I am a fan of her cooking shows "Everyday Italian" and "Giada At Home". She makes preparing elegant Italian dishes seem quite simple and easy to accomplish for amateur cooks like myself. 

So what in the world does Giada have to do with FBA’s & behavior?

Some professionals in the field of ABA do clients a disservice when they cannot break down complicated, jargon- filled terminology to explain behavior in such a way that a busy parent with 3 kids or a stressed out 2nd grade teacher can apply these techniques. If you are a professional reading this blog, understand that much of what you think up/write as an ABA professional will be implemented by someone other than you. You can spend hours writing an amazing intervention, but if you can't get the family members or teachers to carry out your intervention then what's the point?

Part of my responsibility as an ABA professional is to teach and train people at a level that makes ABA seem easy to understand and carry out. That is part of providing effective treatment to clients. A FBA, or a Functional Behavior Assessment is a behavior analytic tool that I will explain in this post (A FA, or Functional Analysis, is a more complex way to determine the function of a behavior by manipulating the environment. A full FA should always be conducted by an experienced ABA professional). Understanding an FBA is critical to any ABA program.


Now for the disclaimer:
A FBA is a tool used to determine the function of a behavior, and then design a function based intervention.  This post is intended to be a brief introduction to the FBA process. If you are having behavioral issues with your child/client, it is always  recommend you contact a Behavior Analyst to conduct a  comprehensive FBA and design a behavioral intervention, rather than try to create an intervention yourself. To put it another way, watching “Everyday Italian” does not qualify me to open an Italian restaurant. It’s a basic understanding at a limited knowledge level.

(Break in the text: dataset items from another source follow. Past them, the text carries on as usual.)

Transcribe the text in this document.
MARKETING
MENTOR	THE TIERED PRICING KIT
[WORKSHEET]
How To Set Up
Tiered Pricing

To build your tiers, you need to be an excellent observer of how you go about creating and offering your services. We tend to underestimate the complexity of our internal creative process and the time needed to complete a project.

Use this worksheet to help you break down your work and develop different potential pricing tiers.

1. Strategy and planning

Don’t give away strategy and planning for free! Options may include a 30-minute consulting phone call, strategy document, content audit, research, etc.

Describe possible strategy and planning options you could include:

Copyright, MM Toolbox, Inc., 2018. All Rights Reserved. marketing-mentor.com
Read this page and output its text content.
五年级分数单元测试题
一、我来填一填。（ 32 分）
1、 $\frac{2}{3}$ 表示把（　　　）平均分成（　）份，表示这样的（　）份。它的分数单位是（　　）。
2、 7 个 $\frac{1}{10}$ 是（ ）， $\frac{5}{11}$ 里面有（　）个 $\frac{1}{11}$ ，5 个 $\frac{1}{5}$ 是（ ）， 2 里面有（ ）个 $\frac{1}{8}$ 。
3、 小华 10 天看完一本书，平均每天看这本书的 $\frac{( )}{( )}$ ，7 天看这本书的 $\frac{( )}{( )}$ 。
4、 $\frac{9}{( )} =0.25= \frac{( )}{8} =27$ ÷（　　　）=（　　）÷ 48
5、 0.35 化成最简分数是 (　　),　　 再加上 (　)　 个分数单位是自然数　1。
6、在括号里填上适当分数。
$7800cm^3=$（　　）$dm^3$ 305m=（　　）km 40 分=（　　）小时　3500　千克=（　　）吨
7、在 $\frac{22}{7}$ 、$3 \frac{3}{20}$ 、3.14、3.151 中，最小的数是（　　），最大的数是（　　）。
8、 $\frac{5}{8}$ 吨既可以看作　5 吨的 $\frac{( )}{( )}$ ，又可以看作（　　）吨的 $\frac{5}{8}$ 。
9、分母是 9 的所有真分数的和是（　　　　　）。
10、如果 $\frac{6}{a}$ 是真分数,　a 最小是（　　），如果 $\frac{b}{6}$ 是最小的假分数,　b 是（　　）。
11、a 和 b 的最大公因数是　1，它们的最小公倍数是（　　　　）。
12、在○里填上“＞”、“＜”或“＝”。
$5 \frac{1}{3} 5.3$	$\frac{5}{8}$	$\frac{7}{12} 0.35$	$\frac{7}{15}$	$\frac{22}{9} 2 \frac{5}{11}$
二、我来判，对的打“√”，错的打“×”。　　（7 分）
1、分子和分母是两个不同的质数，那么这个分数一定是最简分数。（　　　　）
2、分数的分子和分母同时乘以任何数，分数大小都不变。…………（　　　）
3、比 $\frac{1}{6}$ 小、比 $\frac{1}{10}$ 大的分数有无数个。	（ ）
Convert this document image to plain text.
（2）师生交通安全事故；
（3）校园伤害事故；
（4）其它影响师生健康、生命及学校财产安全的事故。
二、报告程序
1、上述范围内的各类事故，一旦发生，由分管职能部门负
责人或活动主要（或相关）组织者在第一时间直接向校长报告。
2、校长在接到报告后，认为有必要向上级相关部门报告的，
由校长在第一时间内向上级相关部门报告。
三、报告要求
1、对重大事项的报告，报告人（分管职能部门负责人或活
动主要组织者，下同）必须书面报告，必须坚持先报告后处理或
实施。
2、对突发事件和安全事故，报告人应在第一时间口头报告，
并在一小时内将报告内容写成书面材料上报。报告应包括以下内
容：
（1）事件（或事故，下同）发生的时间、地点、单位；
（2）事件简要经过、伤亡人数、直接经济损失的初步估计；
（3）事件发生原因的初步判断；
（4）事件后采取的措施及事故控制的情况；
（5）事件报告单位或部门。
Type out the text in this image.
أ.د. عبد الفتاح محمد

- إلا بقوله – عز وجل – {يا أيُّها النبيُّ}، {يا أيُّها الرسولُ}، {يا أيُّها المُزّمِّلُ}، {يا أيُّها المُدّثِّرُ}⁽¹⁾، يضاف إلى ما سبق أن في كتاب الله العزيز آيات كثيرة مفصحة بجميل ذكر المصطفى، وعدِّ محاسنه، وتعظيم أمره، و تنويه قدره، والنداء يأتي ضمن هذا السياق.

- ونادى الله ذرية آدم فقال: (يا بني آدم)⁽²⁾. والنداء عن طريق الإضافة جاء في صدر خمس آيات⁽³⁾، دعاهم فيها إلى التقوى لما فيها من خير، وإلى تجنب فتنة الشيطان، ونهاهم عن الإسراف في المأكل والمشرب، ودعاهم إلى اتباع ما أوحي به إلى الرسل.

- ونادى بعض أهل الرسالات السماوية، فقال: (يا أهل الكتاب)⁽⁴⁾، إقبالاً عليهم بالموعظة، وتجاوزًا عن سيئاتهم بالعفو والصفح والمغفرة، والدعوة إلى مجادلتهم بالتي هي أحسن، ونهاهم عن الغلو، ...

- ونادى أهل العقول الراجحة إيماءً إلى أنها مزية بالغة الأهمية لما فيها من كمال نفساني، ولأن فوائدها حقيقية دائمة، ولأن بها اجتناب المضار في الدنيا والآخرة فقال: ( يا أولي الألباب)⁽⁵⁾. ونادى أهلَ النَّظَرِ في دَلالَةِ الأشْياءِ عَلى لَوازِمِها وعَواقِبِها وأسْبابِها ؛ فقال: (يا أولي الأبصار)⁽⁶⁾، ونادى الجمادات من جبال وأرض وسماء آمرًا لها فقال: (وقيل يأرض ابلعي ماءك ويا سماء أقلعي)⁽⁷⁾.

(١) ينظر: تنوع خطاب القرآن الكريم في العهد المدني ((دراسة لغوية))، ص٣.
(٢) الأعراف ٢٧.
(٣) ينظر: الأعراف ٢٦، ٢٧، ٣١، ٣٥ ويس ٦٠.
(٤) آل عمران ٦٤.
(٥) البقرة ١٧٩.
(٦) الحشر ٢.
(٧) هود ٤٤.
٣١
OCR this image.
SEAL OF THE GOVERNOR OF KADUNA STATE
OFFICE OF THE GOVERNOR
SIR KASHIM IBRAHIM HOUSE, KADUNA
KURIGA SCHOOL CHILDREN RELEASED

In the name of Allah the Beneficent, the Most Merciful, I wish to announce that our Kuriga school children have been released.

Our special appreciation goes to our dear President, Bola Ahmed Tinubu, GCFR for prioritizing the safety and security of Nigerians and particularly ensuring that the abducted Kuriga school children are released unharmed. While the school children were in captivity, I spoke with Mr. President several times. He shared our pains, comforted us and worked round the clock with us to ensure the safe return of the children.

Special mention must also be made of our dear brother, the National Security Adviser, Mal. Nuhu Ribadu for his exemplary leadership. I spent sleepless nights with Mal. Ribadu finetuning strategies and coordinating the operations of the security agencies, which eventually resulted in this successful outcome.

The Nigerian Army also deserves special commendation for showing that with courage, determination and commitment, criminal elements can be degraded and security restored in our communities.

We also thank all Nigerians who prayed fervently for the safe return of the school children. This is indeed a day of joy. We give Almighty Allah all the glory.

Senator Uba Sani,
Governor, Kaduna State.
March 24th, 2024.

To understand what an FBA is, first lets define behavior: A behavior is anything an organism does in response to a stimulus. To put it simply, behaviors are observable and/or measurable activities. By this definition, talking is a behavior and thinking is not because I can't observe someones thoughts.
All behavior occurs for a reason and the goal of an FBA is to discover that reason. Once the reason is discovered then  an intervention, or plan of action, can be created. A FBA is needed anytime behavior reduction is desired.

 A common question I get asked is “Do I have to get a FBA done in order to intervene on a behavior?" The answer is no, you do not.  However, understand that without first doing a FBA to discover what is maintaining the behavior you are just guessing. You are then creating an intervention based on a guess.
In addition, research has shown that when people intervene on a behavior without first doing a FBA the focus tends to be on punishment. In other words the parent or professional is only focusing on stopping the behavior, and there is no emphasis on teaching replacement behaviors. A real life example of this I see all the time would be a parent who dislikes their child's self stimulatory behavior, such as repetitively sticking fingers into the mouth. Every time the parent sees the behavior, they pull the child's fingers out of the mouth. What is missing from this strategy is teaching the child what you want them to do instead of sucking on their fingers.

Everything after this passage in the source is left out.